Some of Mr. Olmert’s supporters felt he was the victim of an overzealous state prosecutor, though many Israelis take pride in the fact that nobody is immune from the law.
But with Netanyahu loyalists asserting that he is the victim of a political witch hunt, some right-wing legislators are now trying to advance a bill that would ban criminal investigations of incumbent prime ministers. (Any such legislation would likely come too late to spare Mr. Netanyahu.)
Critics of the bill argue that such a ban would be problematic in a small country like Israel, and with a political system that has no term limit for prime ministers.
“If prime ministers knew there would be an investigation only after their term was over, they would turn the prime minister’s office into a safe haven and use the powers and resources of the state to extend their stay in office and avoid prosecution,” said Yohanan Plesner, the president of the Israel Democracy Institute, a nonpartisan research center in Jerusalem.

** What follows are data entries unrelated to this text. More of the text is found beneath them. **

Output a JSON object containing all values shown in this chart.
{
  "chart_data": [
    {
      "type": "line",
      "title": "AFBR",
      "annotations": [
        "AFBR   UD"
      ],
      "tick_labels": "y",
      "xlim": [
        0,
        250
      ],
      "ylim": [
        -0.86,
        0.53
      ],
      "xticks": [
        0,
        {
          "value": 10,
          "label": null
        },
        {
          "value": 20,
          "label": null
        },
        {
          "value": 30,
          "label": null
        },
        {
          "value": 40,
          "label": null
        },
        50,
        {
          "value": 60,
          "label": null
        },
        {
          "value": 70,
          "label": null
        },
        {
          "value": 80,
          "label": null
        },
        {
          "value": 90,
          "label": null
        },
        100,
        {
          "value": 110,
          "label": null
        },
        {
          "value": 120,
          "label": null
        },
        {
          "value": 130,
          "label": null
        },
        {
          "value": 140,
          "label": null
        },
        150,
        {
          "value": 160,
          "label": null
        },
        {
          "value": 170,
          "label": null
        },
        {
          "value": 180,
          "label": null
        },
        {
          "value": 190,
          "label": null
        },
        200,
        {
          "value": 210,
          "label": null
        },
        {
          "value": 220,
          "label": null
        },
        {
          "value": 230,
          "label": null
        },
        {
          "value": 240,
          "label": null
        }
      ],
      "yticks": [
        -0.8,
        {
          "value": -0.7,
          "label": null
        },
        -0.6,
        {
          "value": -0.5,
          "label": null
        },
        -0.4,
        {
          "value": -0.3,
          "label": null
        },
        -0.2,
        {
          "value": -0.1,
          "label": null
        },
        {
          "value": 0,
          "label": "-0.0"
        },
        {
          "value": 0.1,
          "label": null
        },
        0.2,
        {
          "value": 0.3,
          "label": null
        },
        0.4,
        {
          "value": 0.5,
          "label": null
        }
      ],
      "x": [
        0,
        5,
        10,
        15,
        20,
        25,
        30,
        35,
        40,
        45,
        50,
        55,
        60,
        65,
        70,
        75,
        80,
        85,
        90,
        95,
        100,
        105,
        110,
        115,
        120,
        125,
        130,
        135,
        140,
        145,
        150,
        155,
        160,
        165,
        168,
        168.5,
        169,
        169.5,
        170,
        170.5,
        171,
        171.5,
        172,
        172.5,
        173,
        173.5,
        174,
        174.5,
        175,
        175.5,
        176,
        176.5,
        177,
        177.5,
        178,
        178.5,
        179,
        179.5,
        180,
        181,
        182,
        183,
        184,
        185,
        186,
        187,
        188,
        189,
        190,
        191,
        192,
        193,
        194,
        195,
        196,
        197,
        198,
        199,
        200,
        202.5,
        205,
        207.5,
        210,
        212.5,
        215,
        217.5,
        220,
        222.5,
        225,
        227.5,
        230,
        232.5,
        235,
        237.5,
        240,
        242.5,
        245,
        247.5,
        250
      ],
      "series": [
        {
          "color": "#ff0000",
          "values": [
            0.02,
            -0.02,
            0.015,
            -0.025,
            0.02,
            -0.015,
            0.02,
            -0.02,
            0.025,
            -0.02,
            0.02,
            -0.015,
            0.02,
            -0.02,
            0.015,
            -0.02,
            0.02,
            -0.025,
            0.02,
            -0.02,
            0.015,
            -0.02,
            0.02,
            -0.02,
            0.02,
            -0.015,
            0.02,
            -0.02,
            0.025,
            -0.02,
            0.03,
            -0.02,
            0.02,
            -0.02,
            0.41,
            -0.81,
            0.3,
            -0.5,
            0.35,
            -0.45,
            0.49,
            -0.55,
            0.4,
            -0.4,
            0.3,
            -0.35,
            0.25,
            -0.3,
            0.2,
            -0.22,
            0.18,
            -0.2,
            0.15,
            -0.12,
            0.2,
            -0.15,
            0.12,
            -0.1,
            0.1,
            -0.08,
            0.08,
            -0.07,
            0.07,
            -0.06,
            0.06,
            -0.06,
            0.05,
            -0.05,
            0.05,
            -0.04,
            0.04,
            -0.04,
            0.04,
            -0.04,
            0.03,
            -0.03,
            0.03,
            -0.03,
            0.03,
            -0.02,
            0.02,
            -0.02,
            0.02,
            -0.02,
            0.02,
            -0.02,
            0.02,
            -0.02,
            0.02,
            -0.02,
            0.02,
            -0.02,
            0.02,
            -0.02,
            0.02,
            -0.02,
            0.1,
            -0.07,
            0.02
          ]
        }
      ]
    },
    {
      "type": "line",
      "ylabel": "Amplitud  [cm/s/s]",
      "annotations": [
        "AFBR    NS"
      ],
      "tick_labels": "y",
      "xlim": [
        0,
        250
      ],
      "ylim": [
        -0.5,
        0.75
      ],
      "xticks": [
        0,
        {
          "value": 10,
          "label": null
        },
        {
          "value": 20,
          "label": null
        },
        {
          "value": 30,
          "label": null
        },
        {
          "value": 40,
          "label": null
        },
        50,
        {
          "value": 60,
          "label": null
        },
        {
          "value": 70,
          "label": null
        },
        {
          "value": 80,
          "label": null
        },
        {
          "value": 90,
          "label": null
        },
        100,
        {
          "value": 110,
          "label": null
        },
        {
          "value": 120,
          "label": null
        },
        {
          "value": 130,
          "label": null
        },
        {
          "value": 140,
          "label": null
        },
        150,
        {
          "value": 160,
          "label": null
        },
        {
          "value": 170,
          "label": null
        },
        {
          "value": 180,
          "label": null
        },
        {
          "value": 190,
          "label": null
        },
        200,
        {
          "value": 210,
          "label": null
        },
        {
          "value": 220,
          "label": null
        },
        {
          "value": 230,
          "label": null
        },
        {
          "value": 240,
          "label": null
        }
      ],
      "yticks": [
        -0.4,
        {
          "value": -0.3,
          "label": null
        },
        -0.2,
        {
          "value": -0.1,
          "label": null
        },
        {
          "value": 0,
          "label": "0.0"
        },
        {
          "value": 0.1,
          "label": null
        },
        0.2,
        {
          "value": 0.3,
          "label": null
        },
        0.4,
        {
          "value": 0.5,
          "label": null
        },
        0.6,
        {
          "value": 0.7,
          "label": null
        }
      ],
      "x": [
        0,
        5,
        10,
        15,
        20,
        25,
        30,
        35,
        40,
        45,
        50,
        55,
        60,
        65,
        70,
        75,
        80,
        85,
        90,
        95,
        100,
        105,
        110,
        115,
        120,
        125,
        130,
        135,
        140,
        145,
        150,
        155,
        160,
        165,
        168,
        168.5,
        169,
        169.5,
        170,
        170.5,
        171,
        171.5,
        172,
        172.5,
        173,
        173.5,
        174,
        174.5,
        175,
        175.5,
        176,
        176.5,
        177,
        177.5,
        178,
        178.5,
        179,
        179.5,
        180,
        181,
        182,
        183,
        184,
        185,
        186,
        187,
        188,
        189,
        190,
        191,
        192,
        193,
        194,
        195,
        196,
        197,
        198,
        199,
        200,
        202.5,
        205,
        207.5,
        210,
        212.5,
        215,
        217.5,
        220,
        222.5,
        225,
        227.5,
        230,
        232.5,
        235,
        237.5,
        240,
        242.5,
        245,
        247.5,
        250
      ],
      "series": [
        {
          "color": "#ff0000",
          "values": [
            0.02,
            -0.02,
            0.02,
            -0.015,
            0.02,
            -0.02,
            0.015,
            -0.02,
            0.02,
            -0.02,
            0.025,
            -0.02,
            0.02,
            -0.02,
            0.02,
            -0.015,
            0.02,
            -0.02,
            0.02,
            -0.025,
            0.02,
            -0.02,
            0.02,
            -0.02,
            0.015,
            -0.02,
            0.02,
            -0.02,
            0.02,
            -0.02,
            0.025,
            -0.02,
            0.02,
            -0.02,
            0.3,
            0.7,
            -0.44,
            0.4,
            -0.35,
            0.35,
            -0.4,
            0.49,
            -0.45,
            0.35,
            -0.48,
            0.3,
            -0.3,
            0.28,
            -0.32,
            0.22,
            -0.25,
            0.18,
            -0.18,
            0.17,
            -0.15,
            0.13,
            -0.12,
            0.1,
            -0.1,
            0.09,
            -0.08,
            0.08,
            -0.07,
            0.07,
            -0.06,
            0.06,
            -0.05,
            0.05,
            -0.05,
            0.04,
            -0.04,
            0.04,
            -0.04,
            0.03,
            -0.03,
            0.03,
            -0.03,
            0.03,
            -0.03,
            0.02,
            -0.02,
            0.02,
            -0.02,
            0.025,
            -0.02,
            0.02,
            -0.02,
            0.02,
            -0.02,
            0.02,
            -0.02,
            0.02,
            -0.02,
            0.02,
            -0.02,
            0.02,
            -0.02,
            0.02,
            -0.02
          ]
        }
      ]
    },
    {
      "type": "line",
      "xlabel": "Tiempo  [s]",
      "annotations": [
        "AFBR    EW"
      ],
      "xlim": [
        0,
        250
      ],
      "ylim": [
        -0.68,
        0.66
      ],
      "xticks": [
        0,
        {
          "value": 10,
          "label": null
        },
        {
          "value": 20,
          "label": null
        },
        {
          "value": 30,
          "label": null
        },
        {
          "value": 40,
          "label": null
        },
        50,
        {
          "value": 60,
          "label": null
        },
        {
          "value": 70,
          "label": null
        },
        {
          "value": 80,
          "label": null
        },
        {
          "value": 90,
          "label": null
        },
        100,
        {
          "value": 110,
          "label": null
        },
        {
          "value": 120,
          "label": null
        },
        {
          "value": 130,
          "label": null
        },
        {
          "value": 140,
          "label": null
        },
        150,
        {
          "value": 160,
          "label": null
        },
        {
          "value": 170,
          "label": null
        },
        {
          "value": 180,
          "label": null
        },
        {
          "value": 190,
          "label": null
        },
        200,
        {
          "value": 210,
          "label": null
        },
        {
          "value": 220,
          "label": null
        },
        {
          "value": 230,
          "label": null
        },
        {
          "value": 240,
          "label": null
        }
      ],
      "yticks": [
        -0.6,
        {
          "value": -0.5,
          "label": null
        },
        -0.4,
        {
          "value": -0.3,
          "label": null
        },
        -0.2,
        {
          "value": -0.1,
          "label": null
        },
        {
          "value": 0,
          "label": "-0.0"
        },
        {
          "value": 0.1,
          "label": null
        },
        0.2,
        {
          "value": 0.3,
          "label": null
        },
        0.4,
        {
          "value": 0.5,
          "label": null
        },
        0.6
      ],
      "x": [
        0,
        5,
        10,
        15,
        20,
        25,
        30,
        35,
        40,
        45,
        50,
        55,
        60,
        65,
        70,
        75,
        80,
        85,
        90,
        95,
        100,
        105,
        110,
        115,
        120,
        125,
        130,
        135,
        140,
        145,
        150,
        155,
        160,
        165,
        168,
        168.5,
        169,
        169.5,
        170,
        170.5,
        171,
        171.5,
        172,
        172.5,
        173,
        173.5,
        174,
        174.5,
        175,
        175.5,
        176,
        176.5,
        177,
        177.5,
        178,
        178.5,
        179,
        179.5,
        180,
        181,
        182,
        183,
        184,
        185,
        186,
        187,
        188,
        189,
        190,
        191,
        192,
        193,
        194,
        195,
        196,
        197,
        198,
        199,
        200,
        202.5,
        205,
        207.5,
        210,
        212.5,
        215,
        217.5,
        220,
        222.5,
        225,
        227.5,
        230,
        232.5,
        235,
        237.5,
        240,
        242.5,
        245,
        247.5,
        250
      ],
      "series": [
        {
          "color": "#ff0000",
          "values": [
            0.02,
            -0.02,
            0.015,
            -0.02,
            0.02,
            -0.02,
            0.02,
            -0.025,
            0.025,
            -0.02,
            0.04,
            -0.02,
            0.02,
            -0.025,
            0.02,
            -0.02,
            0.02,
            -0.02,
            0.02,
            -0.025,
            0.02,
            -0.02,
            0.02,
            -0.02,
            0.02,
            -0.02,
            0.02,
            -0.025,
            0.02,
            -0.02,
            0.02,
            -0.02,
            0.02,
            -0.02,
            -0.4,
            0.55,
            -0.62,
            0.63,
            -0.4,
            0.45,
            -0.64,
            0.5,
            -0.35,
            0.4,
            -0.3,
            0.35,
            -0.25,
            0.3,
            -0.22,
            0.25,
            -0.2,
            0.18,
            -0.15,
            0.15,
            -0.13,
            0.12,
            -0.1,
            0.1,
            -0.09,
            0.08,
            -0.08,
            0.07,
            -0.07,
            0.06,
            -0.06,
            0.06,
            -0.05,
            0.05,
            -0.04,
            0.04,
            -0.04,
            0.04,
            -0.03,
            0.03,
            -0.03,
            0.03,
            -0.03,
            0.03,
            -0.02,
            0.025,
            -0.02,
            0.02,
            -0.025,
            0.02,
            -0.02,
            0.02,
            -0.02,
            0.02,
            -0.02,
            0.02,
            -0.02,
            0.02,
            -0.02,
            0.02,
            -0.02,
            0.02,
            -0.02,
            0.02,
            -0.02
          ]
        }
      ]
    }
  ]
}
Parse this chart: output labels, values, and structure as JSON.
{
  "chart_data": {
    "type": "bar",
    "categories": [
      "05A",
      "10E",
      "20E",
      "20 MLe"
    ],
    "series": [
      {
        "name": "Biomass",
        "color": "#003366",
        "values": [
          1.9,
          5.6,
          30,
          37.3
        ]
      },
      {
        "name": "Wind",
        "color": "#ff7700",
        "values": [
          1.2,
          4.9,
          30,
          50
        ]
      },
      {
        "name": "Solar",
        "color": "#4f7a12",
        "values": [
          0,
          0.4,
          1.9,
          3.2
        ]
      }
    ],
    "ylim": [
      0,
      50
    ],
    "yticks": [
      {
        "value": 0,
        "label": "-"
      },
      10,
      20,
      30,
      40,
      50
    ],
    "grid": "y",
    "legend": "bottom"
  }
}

Mr. Plesner, a former Parliament member, added that suspicions would still surface in the news media and if they were not formally investigated, public trust in political institutions could erode.
When Mr. Olmert was under investigation, it was Mr. Barak, then his defense minister — though from a different political party — who pushed him to leave office. Israel’s coalition governments have an inherent weakness, in that parties participating in the coalition are often also political rivals competing for votes in the next election.
So far Mr. Netanyahu’s party and coalition partners appear to be backing him, either voicing support or remaining silent.
But the investigation could last for months, if not more, and that could create political strain.
For now, Mr. Plesner said, “whoever is critical of Mr. Netanyahu will use this to continue to be critical, and his supporters will find their ways to interpret it.”